A bicyclist starting from rest applies a force of 346N to ride his bicycle across flat ground for a distance of 270m before encountering a hill making an angle of 29 degrees with respect to the horizontal. The bicycle and rider have a mass of 132kg combined. In this problem you can ignore air resistance and other losses did to friction. What is the bicycle’s speed, v in m/s just before the hill?

Answer 1

We are asked to determine the velocity of a bicycle when a force of 346 N is applied to it. To do that we will use a balance of energy.
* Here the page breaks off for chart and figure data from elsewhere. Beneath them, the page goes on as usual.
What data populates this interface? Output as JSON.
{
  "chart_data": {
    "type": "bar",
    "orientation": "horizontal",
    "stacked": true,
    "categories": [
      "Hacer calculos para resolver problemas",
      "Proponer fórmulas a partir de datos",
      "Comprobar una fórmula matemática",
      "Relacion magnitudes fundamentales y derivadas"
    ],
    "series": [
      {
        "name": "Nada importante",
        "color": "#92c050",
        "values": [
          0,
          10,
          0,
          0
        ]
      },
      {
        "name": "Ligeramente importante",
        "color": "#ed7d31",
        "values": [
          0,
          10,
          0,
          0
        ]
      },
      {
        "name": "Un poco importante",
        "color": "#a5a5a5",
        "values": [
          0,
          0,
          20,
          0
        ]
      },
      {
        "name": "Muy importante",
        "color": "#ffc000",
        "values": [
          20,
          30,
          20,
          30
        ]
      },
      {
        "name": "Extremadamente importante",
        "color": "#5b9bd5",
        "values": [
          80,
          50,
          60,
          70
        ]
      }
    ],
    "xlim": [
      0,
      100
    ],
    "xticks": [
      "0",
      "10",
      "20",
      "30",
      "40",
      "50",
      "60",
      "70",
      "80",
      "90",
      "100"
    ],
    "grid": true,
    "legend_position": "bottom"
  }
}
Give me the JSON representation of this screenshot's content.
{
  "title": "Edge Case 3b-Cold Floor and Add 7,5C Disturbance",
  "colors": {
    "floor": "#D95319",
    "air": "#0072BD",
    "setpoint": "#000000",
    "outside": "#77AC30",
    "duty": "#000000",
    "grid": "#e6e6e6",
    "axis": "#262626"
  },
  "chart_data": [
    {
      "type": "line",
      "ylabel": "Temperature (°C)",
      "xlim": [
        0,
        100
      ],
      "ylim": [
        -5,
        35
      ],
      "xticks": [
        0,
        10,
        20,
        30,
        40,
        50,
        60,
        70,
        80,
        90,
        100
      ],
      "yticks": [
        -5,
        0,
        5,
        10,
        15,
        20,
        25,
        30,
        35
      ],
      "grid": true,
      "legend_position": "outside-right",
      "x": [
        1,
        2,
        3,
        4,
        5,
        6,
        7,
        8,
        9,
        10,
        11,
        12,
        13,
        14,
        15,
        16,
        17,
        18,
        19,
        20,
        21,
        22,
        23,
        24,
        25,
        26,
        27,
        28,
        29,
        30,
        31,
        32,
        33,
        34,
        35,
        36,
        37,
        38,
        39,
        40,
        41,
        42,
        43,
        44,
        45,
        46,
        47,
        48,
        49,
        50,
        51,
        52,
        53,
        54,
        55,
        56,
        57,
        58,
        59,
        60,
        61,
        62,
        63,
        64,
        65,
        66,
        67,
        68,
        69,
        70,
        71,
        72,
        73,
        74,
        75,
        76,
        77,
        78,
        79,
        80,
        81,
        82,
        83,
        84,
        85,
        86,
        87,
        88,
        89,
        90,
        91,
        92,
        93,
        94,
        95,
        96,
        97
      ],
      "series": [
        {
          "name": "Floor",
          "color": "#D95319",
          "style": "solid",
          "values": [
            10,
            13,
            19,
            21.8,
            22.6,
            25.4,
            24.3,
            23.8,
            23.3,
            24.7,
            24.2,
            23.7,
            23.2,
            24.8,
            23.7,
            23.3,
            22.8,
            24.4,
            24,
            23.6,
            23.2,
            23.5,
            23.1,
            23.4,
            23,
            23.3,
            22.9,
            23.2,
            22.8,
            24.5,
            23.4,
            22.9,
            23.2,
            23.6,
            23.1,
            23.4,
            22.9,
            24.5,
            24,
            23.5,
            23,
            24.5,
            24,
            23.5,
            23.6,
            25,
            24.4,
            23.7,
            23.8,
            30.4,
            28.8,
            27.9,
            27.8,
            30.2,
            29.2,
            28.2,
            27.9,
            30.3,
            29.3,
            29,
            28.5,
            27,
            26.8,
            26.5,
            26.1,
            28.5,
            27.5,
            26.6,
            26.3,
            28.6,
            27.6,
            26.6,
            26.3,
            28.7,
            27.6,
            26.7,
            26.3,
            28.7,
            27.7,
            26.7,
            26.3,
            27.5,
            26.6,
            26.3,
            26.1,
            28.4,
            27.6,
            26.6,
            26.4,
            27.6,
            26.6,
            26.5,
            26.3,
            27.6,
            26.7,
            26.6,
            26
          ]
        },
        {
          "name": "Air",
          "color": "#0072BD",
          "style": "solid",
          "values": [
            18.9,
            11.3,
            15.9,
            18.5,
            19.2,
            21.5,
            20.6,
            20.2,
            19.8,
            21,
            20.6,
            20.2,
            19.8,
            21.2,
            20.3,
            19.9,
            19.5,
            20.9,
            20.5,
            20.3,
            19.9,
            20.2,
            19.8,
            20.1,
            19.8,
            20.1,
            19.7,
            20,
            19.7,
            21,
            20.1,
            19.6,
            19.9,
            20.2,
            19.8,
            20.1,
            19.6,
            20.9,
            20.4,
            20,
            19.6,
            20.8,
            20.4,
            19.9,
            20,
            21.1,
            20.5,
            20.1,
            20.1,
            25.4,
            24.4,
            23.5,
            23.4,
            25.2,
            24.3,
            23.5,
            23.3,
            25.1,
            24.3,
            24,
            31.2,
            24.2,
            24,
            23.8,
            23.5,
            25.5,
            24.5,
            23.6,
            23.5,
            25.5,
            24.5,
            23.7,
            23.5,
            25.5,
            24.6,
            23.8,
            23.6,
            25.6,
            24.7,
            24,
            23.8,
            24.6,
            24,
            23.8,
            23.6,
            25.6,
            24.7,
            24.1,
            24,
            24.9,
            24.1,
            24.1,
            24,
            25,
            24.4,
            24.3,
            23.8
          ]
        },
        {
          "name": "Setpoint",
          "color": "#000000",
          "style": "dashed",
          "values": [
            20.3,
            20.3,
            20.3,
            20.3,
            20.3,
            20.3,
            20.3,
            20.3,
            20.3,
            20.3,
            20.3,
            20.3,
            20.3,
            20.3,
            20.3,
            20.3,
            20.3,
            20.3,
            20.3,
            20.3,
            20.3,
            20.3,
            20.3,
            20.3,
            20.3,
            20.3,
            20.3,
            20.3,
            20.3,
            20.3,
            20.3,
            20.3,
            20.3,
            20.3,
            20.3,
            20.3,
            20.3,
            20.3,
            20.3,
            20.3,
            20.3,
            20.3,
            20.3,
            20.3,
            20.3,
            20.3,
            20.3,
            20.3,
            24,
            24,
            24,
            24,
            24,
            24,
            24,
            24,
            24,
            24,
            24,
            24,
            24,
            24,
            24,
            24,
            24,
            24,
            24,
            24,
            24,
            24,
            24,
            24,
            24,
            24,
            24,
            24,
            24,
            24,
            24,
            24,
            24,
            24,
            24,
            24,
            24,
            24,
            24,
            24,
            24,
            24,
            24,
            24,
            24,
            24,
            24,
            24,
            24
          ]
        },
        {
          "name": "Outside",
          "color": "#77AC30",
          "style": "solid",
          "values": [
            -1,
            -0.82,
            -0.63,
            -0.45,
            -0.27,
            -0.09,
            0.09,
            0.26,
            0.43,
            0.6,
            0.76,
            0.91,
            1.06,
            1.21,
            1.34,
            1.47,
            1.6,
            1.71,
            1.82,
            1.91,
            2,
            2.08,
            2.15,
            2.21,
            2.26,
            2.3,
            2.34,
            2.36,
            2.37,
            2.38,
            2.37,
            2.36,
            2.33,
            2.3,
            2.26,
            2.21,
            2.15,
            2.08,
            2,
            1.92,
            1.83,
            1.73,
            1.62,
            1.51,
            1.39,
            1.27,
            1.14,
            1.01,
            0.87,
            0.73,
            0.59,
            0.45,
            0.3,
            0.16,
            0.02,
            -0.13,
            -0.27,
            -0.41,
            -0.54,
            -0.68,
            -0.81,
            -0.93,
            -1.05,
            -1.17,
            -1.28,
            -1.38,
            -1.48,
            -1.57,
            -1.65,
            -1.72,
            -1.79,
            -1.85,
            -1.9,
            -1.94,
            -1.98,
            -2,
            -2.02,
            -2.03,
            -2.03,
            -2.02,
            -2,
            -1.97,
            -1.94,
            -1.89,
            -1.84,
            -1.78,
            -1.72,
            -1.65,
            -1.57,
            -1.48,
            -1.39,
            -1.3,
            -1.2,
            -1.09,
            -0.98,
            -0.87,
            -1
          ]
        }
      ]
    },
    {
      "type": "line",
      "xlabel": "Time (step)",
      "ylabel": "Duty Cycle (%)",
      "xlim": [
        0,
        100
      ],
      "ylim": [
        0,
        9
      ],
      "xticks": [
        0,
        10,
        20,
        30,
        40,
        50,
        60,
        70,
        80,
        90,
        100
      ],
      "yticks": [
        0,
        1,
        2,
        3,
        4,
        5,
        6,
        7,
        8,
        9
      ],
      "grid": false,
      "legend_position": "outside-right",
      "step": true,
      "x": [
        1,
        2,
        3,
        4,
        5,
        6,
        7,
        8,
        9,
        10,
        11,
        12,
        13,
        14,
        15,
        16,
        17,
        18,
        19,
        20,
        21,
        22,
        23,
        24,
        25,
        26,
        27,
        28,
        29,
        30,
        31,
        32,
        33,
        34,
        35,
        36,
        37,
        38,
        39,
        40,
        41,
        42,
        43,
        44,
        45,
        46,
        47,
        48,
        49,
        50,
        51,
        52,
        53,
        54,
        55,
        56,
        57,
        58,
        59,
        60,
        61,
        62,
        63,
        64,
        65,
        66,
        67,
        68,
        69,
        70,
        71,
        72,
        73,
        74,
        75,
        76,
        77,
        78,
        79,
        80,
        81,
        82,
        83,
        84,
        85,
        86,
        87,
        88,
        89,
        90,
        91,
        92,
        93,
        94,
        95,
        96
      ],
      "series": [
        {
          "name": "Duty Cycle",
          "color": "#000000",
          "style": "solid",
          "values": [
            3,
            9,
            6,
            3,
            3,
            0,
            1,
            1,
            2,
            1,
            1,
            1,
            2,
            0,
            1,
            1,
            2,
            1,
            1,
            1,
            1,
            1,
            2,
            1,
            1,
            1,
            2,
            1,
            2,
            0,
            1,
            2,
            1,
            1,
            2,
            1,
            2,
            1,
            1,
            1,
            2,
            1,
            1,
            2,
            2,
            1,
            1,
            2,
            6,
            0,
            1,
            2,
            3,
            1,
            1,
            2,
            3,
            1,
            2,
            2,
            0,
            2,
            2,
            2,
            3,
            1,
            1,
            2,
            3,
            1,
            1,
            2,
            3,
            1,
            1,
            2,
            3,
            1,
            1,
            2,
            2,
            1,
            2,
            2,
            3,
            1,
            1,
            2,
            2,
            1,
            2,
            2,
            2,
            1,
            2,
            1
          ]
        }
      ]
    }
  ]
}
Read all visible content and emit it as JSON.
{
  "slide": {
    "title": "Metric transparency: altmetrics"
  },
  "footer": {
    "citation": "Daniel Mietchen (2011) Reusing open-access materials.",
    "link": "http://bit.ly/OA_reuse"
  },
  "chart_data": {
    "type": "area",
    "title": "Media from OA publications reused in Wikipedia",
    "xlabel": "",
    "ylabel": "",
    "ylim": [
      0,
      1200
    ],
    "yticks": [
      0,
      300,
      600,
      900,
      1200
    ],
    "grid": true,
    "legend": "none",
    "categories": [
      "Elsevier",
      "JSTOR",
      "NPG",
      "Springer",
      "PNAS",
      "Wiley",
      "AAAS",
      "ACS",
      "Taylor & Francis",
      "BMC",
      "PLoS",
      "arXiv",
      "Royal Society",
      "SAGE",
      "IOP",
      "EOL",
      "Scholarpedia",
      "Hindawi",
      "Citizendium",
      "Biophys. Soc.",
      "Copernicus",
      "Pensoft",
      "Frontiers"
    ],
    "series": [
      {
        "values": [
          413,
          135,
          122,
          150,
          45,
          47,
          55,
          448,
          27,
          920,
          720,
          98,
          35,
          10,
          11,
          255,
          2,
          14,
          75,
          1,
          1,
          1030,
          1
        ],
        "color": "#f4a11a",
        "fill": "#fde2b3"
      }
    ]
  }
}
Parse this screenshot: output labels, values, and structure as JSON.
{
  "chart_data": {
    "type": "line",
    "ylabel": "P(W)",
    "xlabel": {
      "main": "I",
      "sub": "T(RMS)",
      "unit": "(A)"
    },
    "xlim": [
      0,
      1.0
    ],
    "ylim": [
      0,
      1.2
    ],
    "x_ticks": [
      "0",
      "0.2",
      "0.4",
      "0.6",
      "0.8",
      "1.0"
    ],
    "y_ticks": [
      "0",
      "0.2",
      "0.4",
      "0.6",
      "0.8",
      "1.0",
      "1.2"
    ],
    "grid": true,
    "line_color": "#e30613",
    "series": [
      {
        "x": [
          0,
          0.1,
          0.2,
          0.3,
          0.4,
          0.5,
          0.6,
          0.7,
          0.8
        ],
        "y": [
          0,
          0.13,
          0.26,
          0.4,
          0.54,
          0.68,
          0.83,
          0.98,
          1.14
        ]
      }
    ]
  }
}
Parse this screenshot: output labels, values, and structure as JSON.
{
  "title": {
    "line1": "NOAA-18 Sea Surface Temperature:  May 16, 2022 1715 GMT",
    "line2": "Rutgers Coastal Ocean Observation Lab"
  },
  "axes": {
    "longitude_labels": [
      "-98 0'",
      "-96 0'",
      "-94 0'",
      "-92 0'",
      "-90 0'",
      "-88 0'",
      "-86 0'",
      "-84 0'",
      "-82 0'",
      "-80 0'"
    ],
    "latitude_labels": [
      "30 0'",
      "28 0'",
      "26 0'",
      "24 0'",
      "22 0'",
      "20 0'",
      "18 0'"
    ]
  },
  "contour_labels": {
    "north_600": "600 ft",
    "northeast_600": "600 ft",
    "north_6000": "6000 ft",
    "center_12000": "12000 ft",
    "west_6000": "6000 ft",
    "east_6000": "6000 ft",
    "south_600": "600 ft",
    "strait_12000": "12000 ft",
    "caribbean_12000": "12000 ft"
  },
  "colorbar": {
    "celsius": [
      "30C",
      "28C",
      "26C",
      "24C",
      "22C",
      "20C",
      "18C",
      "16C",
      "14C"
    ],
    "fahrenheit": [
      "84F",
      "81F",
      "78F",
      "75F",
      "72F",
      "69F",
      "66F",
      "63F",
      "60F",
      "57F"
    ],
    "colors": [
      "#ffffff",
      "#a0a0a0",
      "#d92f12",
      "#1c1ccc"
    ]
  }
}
The work applied to the bike is equivalent to the change in kinetic energy of the bicycle. Therefore, we have:

`W=(1)/(2)mv^2_f-(1)/(2)mv_0^2`

since the bicycle starts from rest this means that the initial velocity is zero:

`W=(1)/(2)mv_f^2`

Since work is the product of force by distance we have:

`Fd=(1)/(2)mv^2`

Where "F" is the force and "d" is the distance.

Now, we solve for the velocity. To do that we will multiply both sides by 2:

`2Fd=mv^2`

Now, we divide both sides by the mass:

`(2Fd)/(m)=v^2`

Now, we take the square root to both sides:

`\sqrt{(2Fd)/(m)}=v`

Now, we substitute the values:

`\sqrt{(2(346N)(270m))/(132kg)}=v`

Solving the operations:

`37.6(m)/(s)=v`

Therefore, the velocity is 37.6 meters per second.